The most recent fatality was an 18-year-old woman from West Dunbartonshire, Scotland, who died on Tuesday morning. Six other people, the majority of whom were in their early 20s, according to police, also died after ingesting pills stamped with a Rolex crown logo. Testing indicated that at least some of those pills contained PMA, a drug colloquially known as “Dr. Death,” and “Pink ecstasy.” Known side effects of the drug include hyperthermia, vomiting, hallucinations, tachycardia and convulsions, among others.

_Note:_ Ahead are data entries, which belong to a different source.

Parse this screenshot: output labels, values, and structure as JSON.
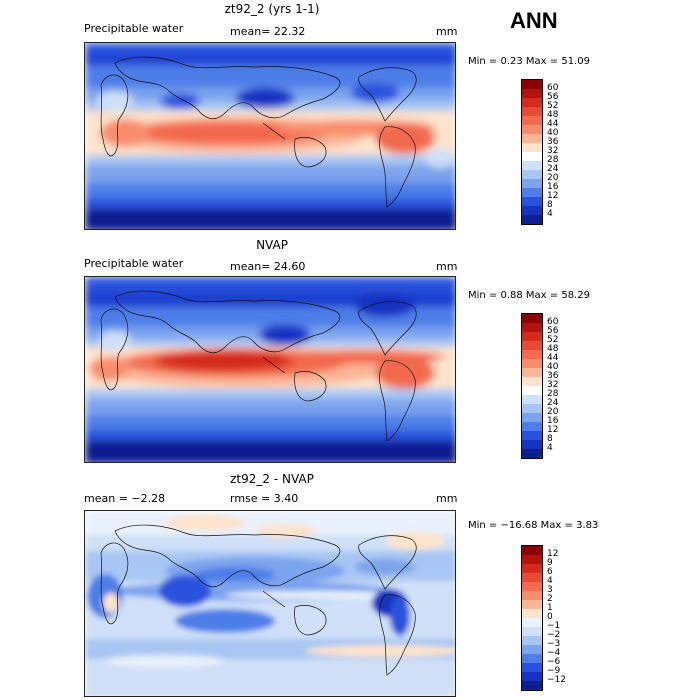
{
  "season": "ANN",
  "panels": [
    {
      "id": "model",
      "title": "zt92_2 (yrs 1-1)",
      "left_label": "Precipitable water",
      "center_label": "mean=  22.32",
      "units": "mm",
      "stats": "Min =    0.23 Max =   51.09",
      "colorbar": {
        "levels": [
          "60",
          "56",
          "52",
          "48",
          "44",
          "40",
          "36",
          "32",
          "28",
          "24",
          "20",
          "16",
          "12",
          "8",
          "4"
        ],
        "colors": [
          "#8b0000",
          "#b3120e",
          "#d42b1e",
          "#e94a33",
          "#f26b4e",
          "#f88d6c",
          "#fbb597",
          "#fde3cc",
          "#ffffff",
          "#cfe0f8",
          "#a8c6f3",
          "#7ca3ee",
          "#4e7ee8",
          "#2a52dd",
          "#1632c2",
          "#0b1f90"
        ]
      }
    },
    {
      "id": "obs",
      "title": "NVAP",
      "left_label": "Precipitable water",
      "center_label": "mean=  24.60",
      "units": "mm",
      "stats": "Min =    0.88 Max =   58.29",
      "colorbar": {
        "levels": [
          "60",
          "56",
          "52",
          "48",
          "44",
          "40",
          "36",
          "32",
          "28",
          "24",
          "20",
          "16",
          "12",
          "8",
          "4"
        ],
        "colors": [
          "#8b0000",
          "#b3120e",
          "#d42b1e",
          "#e94a33",
          "#f26b4e",
          "#f88d6c",
          "#fbb597",
          "#fde3cc",
          "#ffffff",
          "#cfe0f8",
          "#a8c6f3",
          "#7ca3ee",
          "#4e7ee8",
          "#2a52dd",
          "#1632c2",
          "#0b1f90"
        ]
      }
    },
    {
      "id": "diff",
      "title": "zt92_2 - NVAP",
      "left_label": "mean =   −2.28",
      "center_label": "rmse =    3.40",
      "units": "mm",
      "stats": "Min = −16.68 Max =    3.83",
      "colorbar": {
        "levels": [
          "12",
          "9",
          "6",
          "4",
          "3",
          "2",
          "1",
          "0",
          "−1",
          "−2",
          "−3",
          "−4",
          "−6",
          "−9",
          "−12"
        ],
        "colors": [
          "#8b0000",
          "#b3120e",
          "#d42b1e",
          "#e94a33",
          "#f26b4e",
          "#f88d6c",
          "#fbb597",
          "#fde3cc",
          "#e9f1fc",
          "#cfe0f8",
          "#a8c6f3",
          "#7ca3ee",
          "#4e7ee8",
          "#2a52dd",
          "#1632c2",
          "#0b1f90"
        ]
      }
    }
  ]
}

In January, a batch of pills containing the chemical killed five teens and twenty-somethings in England, the Mirror reported.

Several users who cataloged their experiences taking what they believed was PMA on the educational drug website Erowid, described extremely unpleasant symptoms. Many of them noted that the drug took longer to take effect than pure MDMA, and later manifested symptoms that seemed uncharacteristic of ecstasy.

“I tried dancing to some trance that we had playing, but I did not want to listen to music, and dancing made me feel sick,” one user wrote on the site. “I figured it was just a lot of caffeine or something, until I looked at my bulletin board on my wall. I saw words, but somehow I just couldn’t read them. …  Suddenly I felt extremely feverish and wanted more than anything to take off all my clothes and cover myself in ice.”

Several of the users who shared their experiences with PMA had symptoms so severe that they required hospitalization. Nine out of 18 reported thinking they were about to die during their trip, or feeling lucky to be alive afterward.